ADO Pilot supports two ways to authenticate against your Azure DevOps organization. **PAT is the recommended default** for most teams; Service Principal is available on Business plan and above. This page explains the trade-offs so you can pick the right one.

## The two methods at a glance

- **Personal access token (PAT)** — fastest to set up, no extra cost, the recommended default.
- **Service Principal** — org-scoped identity with no personal token. Available on Business plan and above.

## Decision matrix

| Method                | Setup time       | Security posture                    | Extra cost                             | Best for                            | Available?     |
| --------------------- | ---------------- | ----------------------------------- | -------------------------------------- | ----------------------------------- | -------------- |
| Personal access token | About 5 minutes  | Good if rotated every 90 days       | None                                   | Every team                          | Yes            |
| Service Principal     | About 15 minutes | Org-scoped, no personal credentials | One Azure DevOps Basic license per org | Enterprises with Conditional Access | Business plan+ |

### Personal access token

PAT is what you use today.
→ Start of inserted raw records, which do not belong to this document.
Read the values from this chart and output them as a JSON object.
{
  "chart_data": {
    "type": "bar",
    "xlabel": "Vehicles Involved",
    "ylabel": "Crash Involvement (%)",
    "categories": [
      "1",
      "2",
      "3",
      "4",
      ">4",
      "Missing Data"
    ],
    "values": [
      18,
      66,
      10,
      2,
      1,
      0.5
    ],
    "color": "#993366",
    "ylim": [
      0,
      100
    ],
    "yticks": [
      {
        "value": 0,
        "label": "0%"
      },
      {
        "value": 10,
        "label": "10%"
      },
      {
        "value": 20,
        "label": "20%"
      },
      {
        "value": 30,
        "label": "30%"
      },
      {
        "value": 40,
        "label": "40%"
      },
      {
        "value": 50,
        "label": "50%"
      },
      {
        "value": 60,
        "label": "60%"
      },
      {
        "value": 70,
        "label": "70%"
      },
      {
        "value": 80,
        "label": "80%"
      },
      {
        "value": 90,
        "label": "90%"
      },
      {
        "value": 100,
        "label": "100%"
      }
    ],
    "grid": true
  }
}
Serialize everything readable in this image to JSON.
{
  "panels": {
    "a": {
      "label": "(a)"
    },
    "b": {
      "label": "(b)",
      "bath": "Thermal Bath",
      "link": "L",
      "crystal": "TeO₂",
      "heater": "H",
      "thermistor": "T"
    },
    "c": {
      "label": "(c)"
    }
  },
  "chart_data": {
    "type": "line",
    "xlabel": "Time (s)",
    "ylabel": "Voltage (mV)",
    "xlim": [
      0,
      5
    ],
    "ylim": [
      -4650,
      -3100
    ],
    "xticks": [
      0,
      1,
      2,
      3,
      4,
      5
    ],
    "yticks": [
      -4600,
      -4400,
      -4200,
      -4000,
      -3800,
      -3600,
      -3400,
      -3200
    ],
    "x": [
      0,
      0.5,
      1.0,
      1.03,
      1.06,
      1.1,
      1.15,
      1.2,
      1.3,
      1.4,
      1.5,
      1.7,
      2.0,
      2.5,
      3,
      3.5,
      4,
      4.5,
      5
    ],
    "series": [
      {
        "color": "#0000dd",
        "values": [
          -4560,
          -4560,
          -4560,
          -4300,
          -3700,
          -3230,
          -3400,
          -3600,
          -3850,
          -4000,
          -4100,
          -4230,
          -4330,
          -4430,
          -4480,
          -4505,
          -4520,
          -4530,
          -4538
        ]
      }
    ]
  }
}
The Azure DevOps user who creates the token grants ADO Pilot the three scopes it needs (see [Required PAT scopes](./creating-a-pat.md#required-scopes)) and pastes the token into the onboarding wizard.

What to know:

- Setup is contained to one person — no Entra ID admin involvement.
- The token expires on a fixed date (90 days is the recommended window).
- The token is bound to the user who created it. If that user leaves the organization or has their account disabled, ADO Pilot stops working until someone else issues a new PAT.
- Beyond the PAT's scopes, that user also needs the **Project Administrator** Azure DevOps role on the reviewed projects, or a project-scoped Service Hooks (Edit/View Subscriptions) permission grant per project instead — narrower in scope but CLI-only, since there's no org-wide equivalent (see the linked page) — an organization role, not something you select when creating the token. See [Reviews never started: service-hook permission error](../troubleshooting/service-hook-permissions.md).
- You are responsible for rotating it on schedule — see [Rotating your PAT](./rotating-your-pat.md).

For step-by-step setup, see [Creating a Personal Access Token](./creating-a-pat.md).

### Service Principal

Service Principal is the enterprise-grade option available on Business plan and above:

- Authenticates as an Entra ID application owned by your organization, not by any individual user.
- Survives personnel changes — no rebinding when someone leaves.
- Respects Conditional Access policies cleanly because access is brokered by your Entra ID directory via a federated identity credential — not a stored certificate, secret, or personal user token.
- Requires one Azure DevOps **Basic** license assigned to the service principal in your organization (currently about $6 per month, billed by Microsoft).
- Requires an Entra ID admin to consent to ADO Pilot's application registration.

## Which should I pick?

If you are onboarding now, use **PAT** — it is the fastest path and sufficient for production reviews on every plan tier. If you need org-scoped credentials that survive personnel changes, choose **Service Principal** (available on Business plan and above). On a Business plan you can select it during onboarding, or switch later from the **Integration** settings page without losing review history, repository configuration, plans, or billing. See [Setting up Service Principal auth](./service-principal-setup.md) for the consent + setup walkthrough.